At 04:30 ET (08:30 GMT), the Dollar Index, which tracks the greenback against a basket of six other currencies, traded largely unchanged at 104.475.
Dollar range bound ahead of Fed speakers
The dollar is basically steady Tuesday, but has drifted higher so far this week after several Fed officials called for continued policy caution, even after data last week showed an easing in consumer price pressures in April.
Vice Chair Philip Jefferson said on Monday that it was too early to tell if the slowdown is "long lasting," and Vice Chair Michael Barr noted that restrictive policy needs more time, dulling hopes for early cuts.
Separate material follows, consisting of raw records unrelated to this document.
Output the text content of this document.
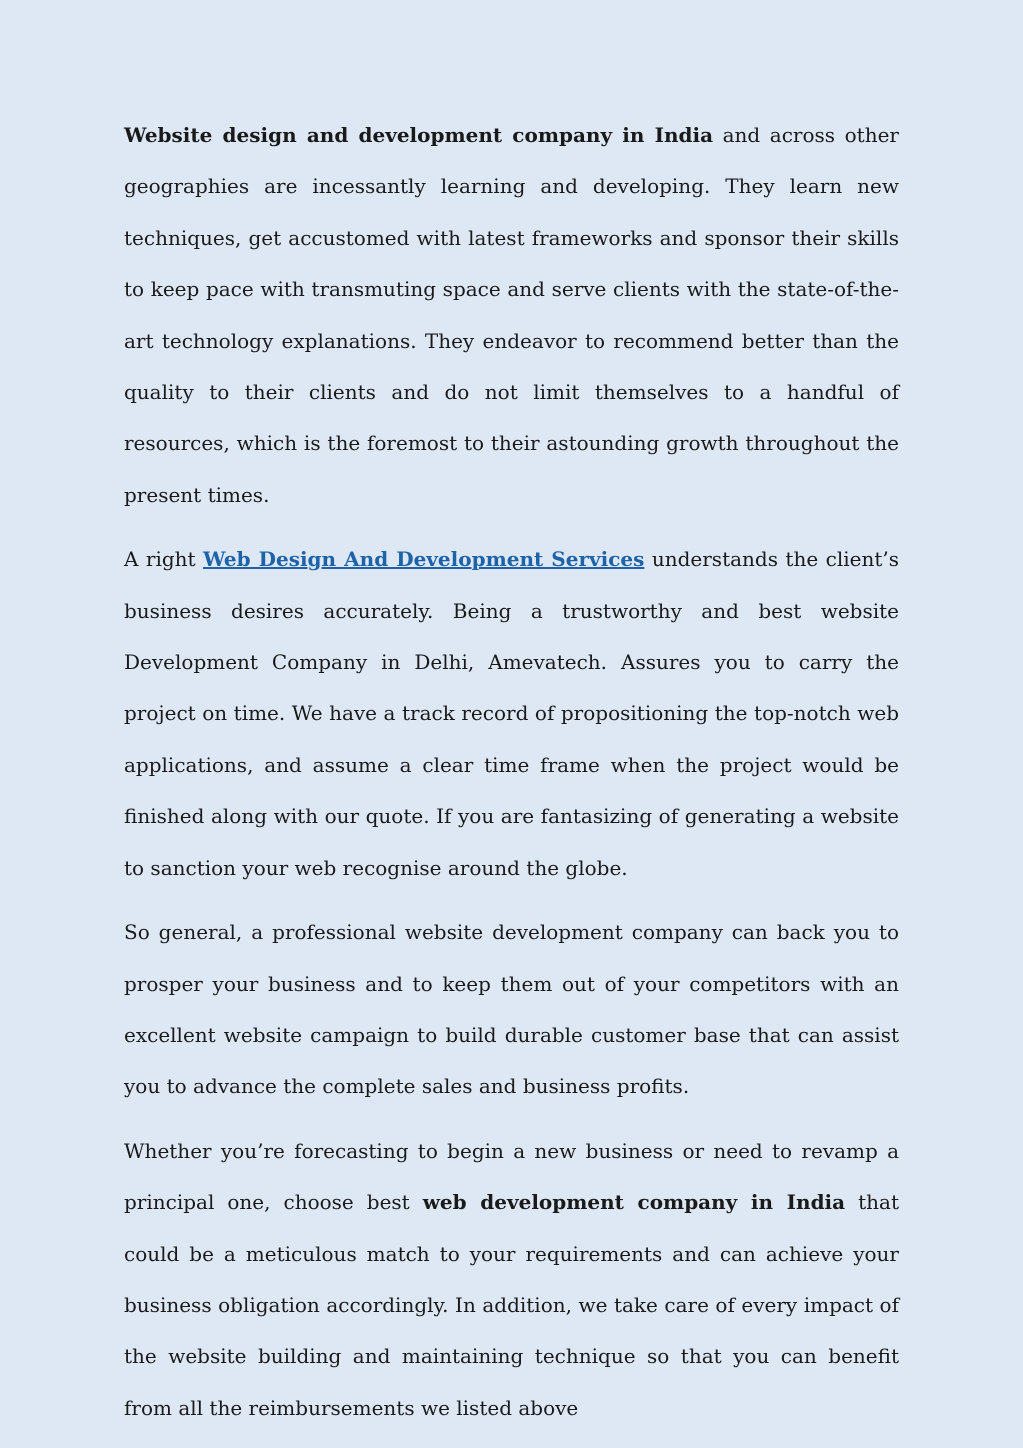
Website design and development company in India and across other geographies are incessantly learning and developing. They learn new techniques, get accustomed with latest frameworks and sponsor their skills to keep pace with transmuting space and serve clients with the state-of-the-art technology explanations. They endeavor to recommend better than the quality to their clients and do not limit themselves to a handful of resources, which is the foremost to their astounding growth throughout the present times.

A right Web Design And Development Services understands the client’s business desires accurately. Being a trustworthy and best website Development Company in Delhi, Amevatech. Assures you to carry the project on time. We have a track record of propositioning the top-notch web applications, and assume a clear time frame when the project would be finished along with our quote. If you are fantasizing of generating a website to sanction your web recognise around the globe.

So general, a professional website development company can back you to prosper your business and to keep them out of your competitors with an excellent website campaign to build durable customer base that can assist you to advance the complete sales and business profits.

Whether you’re forecasting to begin a new business or need to revamp a principal one, choose best web development company in India that could be a meticulous match to your requirements and can achieve your business obligation accordingly. In addition, we take care of every impact of the website building and maintaining technique so that you can benefit from all the reimbursements we listed above
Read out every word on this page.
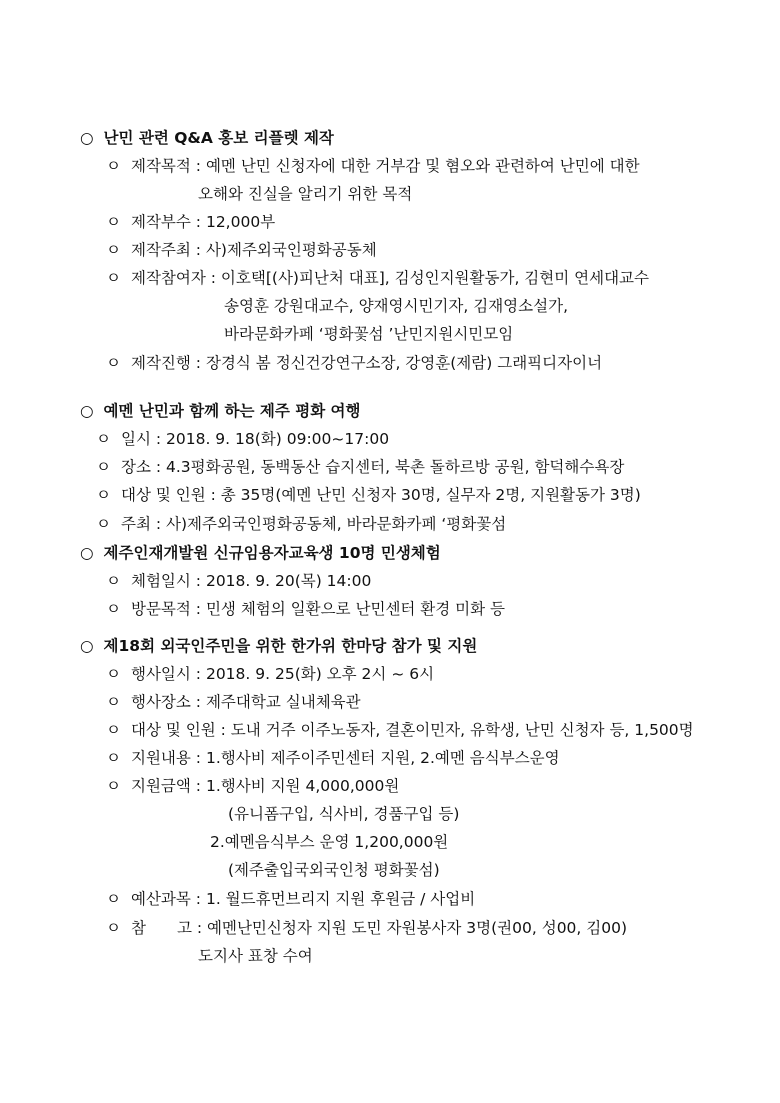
○ 난민 관련 Q&A 홍보 리플렛 제작
ㅇ 제작목적 : 예멘 난민 신청자에 대한 거부감 및 혐오와 관련하여 난민에 대한
오해와 진실을 알리기 위한 목적
ㅇ 제작부수 : 12,000부
ㅇ 제작주최 : 사)제주외국인평화공동체
ㅇ 제작참여자 : 이호택[(사)피난처 대표], 김성인지원활동가, 김현미 연세대교수
송영훈 강원대교수, 양재영시민기자, 김재영소설가,
바라문화카페 ‘평화꽃섬 ’난민지원시민모임
ㅇ 제작진행 : 장경식 봄 정신건강연구소장, 강영훈(제람) 그래픽디자이너
○ 예멘 난민과 함께 하는 제주 평화 여행
ㅇ 일시 : 2018. 9. 18(화) 09:00~17:00
ㅇ 장소 : 4.3평화공원, 동백동산 습지센터, 북촌 돌하르방 공원, 함덕해수욕장
ㅇ 대상 및 인원 : 총 35명(예멘 난민 신청자 30명, 실무자 2명, 지원활동가 3명)
ㅇ 주최 : 사)제주외국인평화공동체, 바라문화카페 ‘평화꽃섬
○ 제주인재개발원 신규임용자교육생 10명 민생체험
ㅇ 체험일시 : 2018. 9. 20(목) 14:00
ㅇ 방문목적 : 민생 체험의 일환으로 난민센터 환경 미화 등
○ 제18회 외국인주민을 위한 한가위 한마당 참가 및 지원
ㅇ 행사일시 : 2018. 9. 25(화) 오후 2시 ~ 6시
ㅇ 행사장소 : 제주대학교 실내체육관
ㅇ 대상 및 인원 : 도내 거주 이주노동자, 결혼이민자, 유학생, 난민 신청자 등, 1,500명
ㅇ 지원내용 : 1.행사비 제주이주민센터 지원, 2.예멘 음식부스운영
ㅇ 지원금액 : 1.행사비 지원 4,000,000원
(유니폼구입, 식사비, 경품구입 등)
2.예멘음식부스 운영 1,200,000원
(제주출입국외국인청 평화꽃섬)
ㅇ 예산과목 : 1. 월드휴먼브리지 지원 후원금 / 사업비
ㅇ 참　　고 : 예멘난민신청자 지원 도민 자원봉사자 3명(권00, 성00, 김00)
도지사 표창 수여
There are more Fed speakers to digest Tuesday, including Barr once more, as well as FOMC members Thomas Barkin, John Williams and Raphael Bostic.
“Expectations for total Fed easing by year-end has been modestly scaled back to 42bp, but we suspect the next major move in OIS pricing will not come before the 31 May US core PCE,” said analysts at ING, in a note.
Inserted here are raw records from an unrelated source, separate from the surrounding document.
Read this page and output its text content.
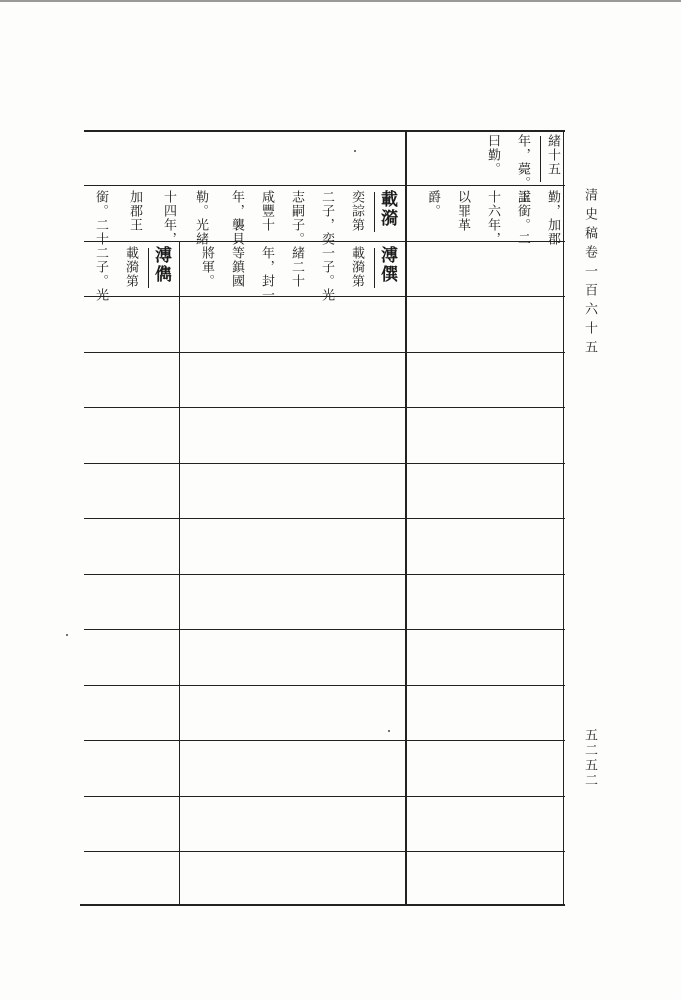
清史稿卷一百六十五
五二五二
緒十五
年，薨。諡
曰勤。
勤，加郡
王銜。二
十六年，
以罪革
爵。
載漪
奕誴第
二子，奕
志嗣子。
咸豐十
年，襲貝
勒。光緒
十四年，
加郡王
銜。二十
溥僎
載漪第
一子。光
緒二十
年，封一
等鎮國
將軍。
溥儁
載漪第
二子。光
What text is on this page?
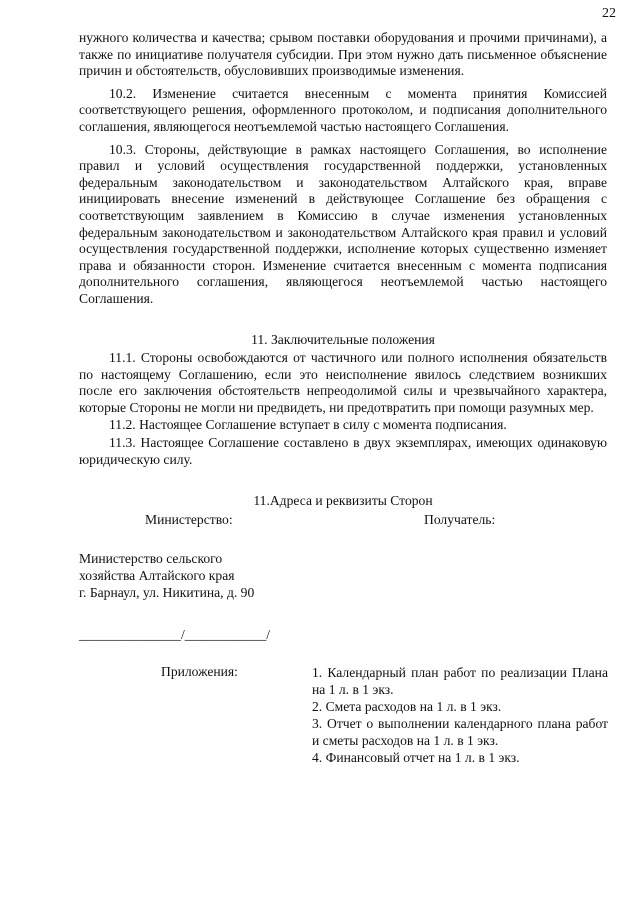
22

нужного количества и качества; срывом поставки оборудования и прочими причинами), а также по инициативе получателя субсидии. При этом нужно дать письменное объяснение причин и обстоятельств, обусловивших производимые изменения.

10.2. Изменение считается внесенным с момента принятия Комиссией соответствующего решения, оформленного протоколом, и подписания дополнительного соглашения, являющегося неотъемлемой частью настоящего Соглашения.

10.3. Стороны, действующие в рамках настоящего Соглашения, во исполнение правил и условий осуществления государственной поддержки, установленных федеральным законодательством и законодательством Алтайского края, вправе инициировать внесение изменений в действующее Соглашение без обращения с соответствующим заявлением в Комиссию в случае изменения установленных федеральным законодательством и законодательством Алтайского края правил и условий осуществления государственной поддержки, исполнение которых существенно изменяет права и обязанности сторон. Изменение считается внесенным с момента подписания дополнительного соглашения, являющегося неотъемлемой частью настоящего Соглашения.

11. Заключительные положения

11.1. Стороны освобождаются от частичного или полного исполнения обязательств по настоящему Соглашению, если это неисполнение явилось следствием возникших после его заключения обстоятельств непреодолимой силы и чрезвычайного характера, которые Стороны не могли ни предвидеть, ни предотвратить при помощи разумных мер.

11.2. Настоящее Соглашение вступает в силу с момента подписания.

11.3. Настоящее Соглашение составлено в двух экземплярах, имеющих одинаковую юридическую силу.

11.Адреса и реквизиты Сторон
Министерство:	Получатель:
Министерство сельского
хозяйства Алтайского края
г. Барнаул, ул. Никитина, д. 90
_______________/____________/
Приложения:	1. Календарный план работ по реализации Плана на 1 л. в 1 экз.
2. Смета расходов на 1 л. в 1 экз.
3. Отчет о выполнении календарного плана работ и сметы расходов на 1 л. в 1 экз.
4. Финансовый отчет на 1 л. в 1 экз.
“Our view remains neutral on the dollar in the coming days, although risks appear skewed slightly to the upside.”
Euro calm as German PPI falls sharply
In Europe, EUR/USD traded 0.1% higher to 1.0861, barely moving after German producer prices fell more than expected in April, dropping 3.3% on the year, due mainly to lower energy prices.
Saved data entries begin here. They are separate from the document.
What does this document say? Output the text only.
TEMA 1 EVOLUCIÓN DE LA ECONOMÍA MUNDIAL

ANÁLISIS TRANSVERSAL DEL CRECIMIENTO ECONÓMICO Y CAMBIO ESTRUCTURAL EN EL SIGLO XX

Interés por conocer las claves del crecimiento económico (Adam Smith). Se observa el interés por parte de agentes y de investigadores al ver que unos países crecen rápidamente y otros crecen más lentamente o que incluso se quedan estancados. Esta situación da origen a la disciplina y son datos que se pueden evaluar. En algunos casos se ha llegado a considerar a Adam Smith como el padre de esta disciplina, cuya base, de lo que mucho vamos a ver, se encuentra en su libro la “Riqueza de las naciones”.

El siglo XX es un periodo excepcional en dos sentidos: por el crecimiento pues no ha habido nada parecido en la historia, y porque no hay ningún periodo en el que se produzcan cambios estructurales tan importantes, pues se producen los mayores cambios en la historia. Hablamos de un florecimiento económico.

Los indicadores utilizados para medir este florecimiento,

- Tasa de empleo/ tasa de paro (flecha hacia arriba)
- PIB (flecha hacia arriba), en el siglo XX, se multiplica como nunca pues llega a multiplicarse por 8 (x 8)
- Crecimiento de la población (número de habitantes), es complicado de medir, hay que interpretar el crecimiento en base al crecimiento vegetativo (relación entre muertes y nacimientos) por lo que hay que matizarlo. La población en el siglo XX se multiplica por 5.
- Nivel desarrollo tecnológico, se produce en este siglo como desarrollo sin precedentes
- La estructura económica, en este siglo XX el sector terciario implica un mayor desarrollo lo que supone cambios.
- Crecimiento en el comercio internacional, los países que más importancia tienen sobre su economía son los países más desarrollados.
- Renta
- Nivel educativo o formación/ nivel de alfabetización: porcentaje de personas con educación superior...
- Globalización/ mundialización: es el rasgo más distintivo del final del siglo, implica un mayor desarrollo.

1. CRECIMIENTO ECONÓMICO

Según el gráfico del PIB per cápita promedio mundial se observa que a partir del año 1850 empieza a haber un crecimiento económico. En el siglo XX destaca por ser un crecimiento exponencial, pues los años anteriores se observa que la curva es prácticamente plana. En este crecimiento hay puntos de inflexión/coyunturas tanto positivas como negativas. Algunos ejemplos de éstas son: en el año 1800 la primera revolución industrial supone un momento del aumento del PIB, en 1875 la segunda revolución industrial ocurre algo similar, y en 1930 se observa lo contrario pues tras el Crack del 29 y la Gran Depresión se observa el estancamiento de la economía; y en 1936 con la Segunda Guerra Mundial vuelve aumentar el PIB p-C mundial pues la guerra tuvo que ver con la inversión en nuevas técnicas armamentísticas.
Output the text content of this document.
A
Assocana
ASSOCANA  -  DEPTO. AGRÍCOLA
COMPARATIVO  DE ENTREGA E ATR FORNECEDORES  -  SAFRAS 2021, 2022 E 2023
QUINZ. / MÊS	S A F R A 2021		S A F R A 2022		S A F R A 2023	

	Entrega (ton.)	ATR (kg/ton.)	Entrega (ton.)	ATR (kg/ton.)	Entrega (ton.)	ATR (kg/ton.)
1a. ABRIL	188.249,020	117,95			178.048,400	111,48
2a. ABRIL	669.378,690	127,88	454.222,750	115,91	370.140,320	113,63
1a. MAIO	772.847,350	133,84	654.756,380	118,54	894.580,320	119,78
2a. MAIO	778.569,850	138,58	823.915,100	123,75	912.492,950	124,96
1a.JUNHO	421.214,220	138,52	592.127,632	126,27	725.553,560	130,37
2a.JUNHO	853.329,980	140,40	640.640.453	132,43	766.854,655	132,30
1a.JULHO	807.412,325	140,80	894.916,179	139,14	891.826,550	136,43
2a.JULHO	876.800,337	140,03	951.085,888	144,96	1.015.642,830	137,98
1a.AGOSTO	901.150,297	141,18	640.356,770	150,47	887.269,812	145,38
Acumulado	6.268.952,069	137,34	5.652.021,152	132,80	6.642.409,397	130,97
Excluding energy prices, German producer prices were 0.6% lower than in April 2023.
Inflation is dropping away in the eurozone’s largest economy, something that should help ECB officials agree to an interest rate cut in June.
“We are not expecting major swings today as the data calendars in the eurozone and US are light,” added ING. “A speech by European Central Bank President Christine Lagarde today at an event in honour of Janet Yellen may not touch on monetary policy at all.”
GBP/USD edged higher to 1.2709, trading in a tight range ahead of Wednesday’s release of April U.K. CPI data, with the annual rate of inflation expected to have slowed dramatically to near the 2% level targeted by the Bank of England.
Yuan, yen remain weak
In Asia, USD/CNY traded 0.1% higher at 7.2371, remaining in sight of a six-month high after the People’s Bank kept its benchmark loan prime rate unchanged at record lows earlier in the week.
USD/JPY fell 0.1% to 156.17, with the Japanese yen still weak in the face of persistent pressure from U.S. interest rates, while uncertainty over the Bank of Japan’s plans to begin tightening policy also presented a dour outlook.